Multivariate modeling for retained protein and lipid1

Abstract

Abstract Energy efficiencies and maintenance parameters have been traditionally estimated with a linear regression model that treated metabolizable energy intake as the dependent variable and protein and lipid depositions as the independent variables. Several studies have described the statistical issues associated with this approach, such as the reverse role of dependent and independent variables and a potential multicollinearity issue due to the high correlation between protein and lipid depositions. Biased regression techniques have been proposed to minimize the harmful effects of multicollinearity on the estimates of energy efficiencies. These approaches, however, only partially addressed the issues described for the linear regression approach. A first multivariate approach was developed by L. J. Koong in the 1970s, who estimated the energy parameters using a set of simultaneous equations. This multivariate approach has been considerably extended in the past two decades with the complete characterization of model’s biological interpretation under different feeding conditions, the simultaneous estimation of maintenance requirements, the extension of the model to a mixed-effects framework, and the implementation of a Bayesian framework for model fitting.
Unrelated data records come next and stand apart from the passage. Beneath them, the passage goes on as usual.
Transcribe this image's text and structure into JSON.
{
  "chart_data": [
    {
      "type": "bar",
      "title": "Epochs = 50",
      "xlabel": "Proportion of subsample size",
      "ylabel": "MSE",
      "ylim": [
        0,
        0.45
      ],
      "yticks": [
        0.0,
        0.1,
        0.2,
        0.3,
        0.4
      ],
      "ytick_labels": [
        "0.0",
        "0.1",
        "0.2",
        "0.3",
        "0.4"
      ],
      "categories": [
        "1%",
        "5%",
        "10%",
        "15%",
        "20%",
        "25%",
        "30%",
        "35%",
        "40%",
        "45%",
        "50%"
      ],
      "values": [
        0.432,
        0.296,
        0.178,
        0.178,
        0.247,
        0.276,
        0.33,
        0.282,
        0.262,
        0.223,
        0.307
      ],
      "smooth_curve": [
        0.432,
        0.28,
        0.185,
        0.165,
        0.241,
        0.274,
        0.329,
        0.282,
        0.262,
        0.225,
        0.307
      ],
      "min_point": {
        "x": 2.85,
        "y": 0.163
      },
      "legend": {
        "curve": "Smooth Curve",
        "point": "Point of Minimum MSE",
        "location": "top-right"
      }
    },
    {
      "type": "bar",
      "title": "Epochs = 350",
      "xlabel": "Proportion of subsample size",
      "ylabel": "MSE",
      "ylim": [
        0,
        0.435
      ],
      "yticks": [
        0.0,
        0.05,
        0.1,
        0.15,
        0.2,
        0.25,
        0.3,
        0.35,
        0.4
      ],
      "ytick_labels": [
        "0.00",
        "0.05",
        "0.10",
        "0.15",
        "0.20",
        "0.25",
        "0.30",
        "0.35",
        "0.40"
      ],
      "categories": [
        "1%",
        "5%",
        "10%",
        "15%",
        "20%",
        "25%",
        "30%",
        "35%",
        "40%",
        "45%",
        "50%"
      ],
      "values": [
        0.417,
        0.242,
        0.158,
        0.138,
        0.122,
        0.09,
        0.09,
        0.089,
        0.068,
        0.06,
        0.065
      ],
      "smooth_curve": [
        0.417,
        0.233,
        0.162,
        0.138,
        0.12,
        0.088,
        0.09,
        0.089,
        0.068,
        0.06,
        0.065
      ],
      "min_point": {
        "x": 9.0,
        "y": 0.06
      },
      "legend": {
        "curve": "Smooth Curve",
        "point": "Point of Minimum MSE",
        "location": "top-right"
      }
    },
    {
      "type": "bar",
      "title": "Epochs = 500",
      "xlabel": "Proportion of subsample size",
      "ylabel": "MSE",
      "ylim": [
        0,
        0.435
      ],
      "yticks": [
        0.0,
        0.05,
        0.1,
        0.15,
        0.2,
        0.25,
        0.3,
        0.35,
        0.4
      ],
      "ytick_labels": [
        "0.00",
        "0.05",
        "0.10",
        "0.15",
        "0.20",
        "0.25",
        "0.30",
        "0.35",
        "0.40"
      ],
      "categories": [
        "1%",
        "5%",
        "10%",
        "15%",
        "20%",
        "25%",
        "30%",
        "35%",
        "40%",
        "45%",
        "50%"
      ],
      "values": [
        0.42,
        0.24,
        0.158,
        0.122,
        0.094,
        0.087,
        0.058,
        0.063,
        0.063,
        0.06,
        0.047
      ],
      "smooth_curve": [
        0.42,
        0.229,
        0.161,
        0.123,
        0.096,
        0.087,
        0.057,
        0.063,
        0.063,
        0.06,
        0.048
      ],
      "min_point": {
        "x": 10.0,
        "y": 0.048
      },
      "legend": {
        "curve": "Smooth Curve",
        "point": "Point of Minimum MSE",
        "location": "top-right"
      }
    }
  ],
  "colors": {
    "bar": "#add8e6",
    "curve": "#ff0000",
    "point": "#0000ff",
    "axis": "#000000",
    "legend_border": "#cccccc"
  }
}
The multivariate approach has been successfully applied to model energy deposition and partitioning by mice, pigs, salmon, and rainbow trout. However, multivariate models are, in general, harder to fit than linear regression models due to 1) larger number of parameters, 2) issues with parameter identifiability, and 3) overall lack of algorithm convergence. Therefore, with the recent availability of easy to use and efficient computer packages for model fitting, the use of a Bayesian framework seems to be an attractive approach for fitting multivariate models describing protein and lipid deposition.